Please, do inform yourself well before you use any of them, be sure you are not sensitive or allergic to them, have medical conditions or use medication that may contraindicate it. I am here to share my experience with you which you may consider useful, but I do not consider myself an expert and this is not medical advice. If unsure, consult your doctor.
Eucalyptus – superb decongestant (especially useful at night, to ease breathing) and antiseptic with a strong odour (rather repulsive to me, but it is so useful, I put up with it, and here is your answer to why I use additional oils, for the scent) which kills airborne germs. It is used to ease colds, flu, sinus and chest infections.
Lavender – calming and antiseptic, lavender essential oil is also antibacterial, antibiotic, antidepressant, analgesic, decongestant, and sedative, therefore great for tension, tiredness and depression, aches and pains, insomnia or as massage oil for tense and aching muscles.

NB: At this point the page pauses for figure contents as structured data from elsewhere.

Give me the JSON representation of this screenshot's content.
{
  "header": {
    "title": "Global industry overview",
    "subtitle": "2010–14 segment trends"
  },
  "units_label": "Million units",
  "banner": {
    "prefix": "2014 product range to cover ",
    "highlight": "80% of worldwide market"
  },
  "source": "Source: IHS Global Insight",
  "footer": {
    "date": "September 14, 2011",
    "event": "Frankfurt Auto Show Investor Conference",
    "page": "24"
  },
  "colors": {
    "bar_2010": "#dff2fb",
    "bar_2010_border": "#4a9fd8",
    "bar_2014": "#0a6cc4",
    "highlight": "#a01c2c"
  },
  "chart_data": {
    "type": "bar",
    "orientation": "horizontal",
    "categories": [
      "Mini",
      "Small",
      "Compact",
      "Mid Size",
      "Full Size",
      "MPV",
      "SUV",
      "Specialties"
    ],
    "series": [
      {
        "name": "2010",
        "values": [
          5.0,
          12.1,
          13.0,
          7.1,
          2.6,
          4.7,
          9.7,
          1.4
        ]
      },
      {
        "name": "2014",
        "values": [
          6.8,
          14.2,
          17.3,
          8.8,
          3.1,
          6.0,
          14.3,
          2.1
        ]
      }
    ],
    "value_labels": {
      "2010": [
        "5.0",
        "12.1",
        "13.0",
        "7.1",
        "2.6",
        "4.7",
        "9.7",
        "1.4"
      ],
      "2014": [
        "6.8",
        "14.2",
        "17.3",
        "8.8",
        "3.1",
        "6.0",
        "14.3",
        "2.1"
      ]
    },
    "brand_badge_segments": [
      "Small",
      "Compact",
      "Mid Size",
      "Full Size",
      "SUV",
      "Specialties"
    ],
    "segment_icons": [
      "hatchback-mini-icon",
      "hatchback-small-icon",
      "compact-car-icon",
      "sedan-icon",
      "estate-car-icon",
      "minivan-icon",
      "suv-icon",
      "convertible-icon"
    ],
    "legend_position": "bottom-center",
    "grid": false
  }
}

Lemon – stimulating, invigorating, antiseptic, astringent, diuretic and deodorising, so it can be used for clearing the head when ill with a cold or flu or mental exhaustion. It will help energising the body, boost circulation and concentration. It relieves stress and tension and it is a great air antiseptic.
Lime – antiseptic, anti-viral, anti-bacterial and can be used for breathing problems, flu, colds, fever and infection.
Peppermint – strongly antibacterial, antiseptic, antifungal, cooling, and anaesthetic to the skin, although it is also an irritant. soothe a fever, practitioners recommend cool compresses to which a couple of drops of peppermint oil have been added. Peppermint essential oil may interfere with sleep if used too close to bedtime. Not compatible with homeopathic treatment.
Tea tree essential oil can cause irritation to sensitive skin.
As with all essential oils, be sure to buy them from a reputable source if using in aromatherapy applications.